Filmmaker Anurag Kashyap, known for gritty classics like Gangs of Wasseypur, labeled pan-India filmmaking a “massive scam” during The Hindu Huddle 2025 in Bengaluru on May 9, 2025. Speaking to audiences in India and sparking global debates, he criticized the trend’s reliance on bloated budgets and formulaic storytelling, driven by the success of films like Baahubali and RRR. Kashyap’s remarks, widely discussed on X, challenge the industry’s obsession with chasing Rs 800-1,000 crore box-office figures.
In This Article:
What Makes Pan-India a “Scam”?
Kashyap argues that the “pan-India” label—films released in multiple Indian languages to target a nationwide audience—is misused. “A film is pan-India only if it performs pan-India,” he said, not before production begins. He claims the trend fuels unsustainable practices: films take 3-4 years to make, with crews depending on inflated budgets for their lifestyles. Much of the money goes into “massive, unreal sets” rather than storytelling, with only 1% succeeding—like Pushpa 2 or KGF. This cycle, Kashyap warns, sacrifices narrative depth for spectacle, citing a decline in originality since Baahubali’s 2015 success.

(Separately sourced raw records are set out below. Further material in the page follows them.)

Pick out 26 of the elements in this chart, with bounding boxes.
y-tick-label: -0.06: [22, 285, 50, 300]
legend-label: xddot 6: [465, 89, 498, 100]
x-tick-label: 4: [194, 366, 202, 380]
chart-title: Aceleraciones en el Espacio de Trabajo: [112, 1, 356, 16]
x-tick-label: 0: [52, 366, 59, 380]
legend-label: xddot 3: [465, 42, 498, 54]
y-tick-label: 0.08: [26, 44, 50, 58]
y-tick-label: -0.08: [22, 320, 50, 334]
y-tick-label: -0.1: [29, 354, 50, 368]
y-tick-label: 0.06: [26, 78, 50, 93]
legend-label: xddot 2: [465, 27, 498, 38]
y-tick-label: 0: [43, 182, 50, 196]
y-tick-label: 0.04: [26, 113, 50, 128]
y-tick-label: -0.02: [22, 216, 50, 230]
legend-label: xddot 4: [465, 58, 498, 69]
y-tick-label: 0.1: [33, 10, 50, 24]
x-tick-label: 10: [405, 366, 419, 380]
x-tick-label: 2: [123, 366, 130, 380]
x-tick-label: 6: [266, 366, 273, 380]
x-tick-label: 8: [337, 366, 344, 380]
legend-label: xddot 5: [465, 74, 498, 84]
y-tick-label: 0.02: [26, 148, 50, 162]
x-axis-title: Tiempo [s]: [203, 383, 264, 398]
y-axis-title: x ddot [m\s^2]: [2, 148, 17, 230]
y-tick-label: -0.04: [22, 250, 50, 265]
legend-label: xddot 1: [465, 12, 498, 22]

The Industry’s Formulaic Trap
Kashyap points to a pattern: one hit spawns imitations. After Uri (2019), nationalistic films flooded the market; post-KGF, action epics surged; Stree 2 (2024) birthed horror-comedies. “Everybody is chasing that elusive Rs 800-1,000 crore,” he noted, but only 5-6 films in five years have crossed Rs 900 crore, despite India producing 1,000 films annually. Filmmakers, he claims, compensate for weak scripts by inserting “items” every few minutes, blaming shrinking audience attention spans. This formulaic approach, Kashyap argues, dumbs down cinema, prioritizing flash over substance.
SS Rajamouli: The Exception
Kashyap singles out SS Rajamouli as a rare success, praising his global fanbase built since Eega (2012). He predicted RRR’s 2022 breakout, noting its appeal drew international filmmakers to its sets. While Baahubali was too lengthy for some, “every cinephile has seen it.” Rajamouli’s storytelling, Kashyap argues, transcends the pan-India formula, blending scale with substance—unlike imitators who chase his model without his vision.
Impact and Industry Reflection
Kashyap’s critique, echoed on X, resonates amid India’s evolving cinema landscape. Posts call his remarks a “wake-up call,” though some defend pan-India hits for employing thousands. With only 1% of these films succeeding, as Kashyap claims, the industry risks financial losses and creative stagnation. His solution: prioritize storytelling over spectacle. As debates rage, Kashyap’s voice urges filmmakers to rethink the pan-India model, fostering authentic narratives over manufactured blockbusters.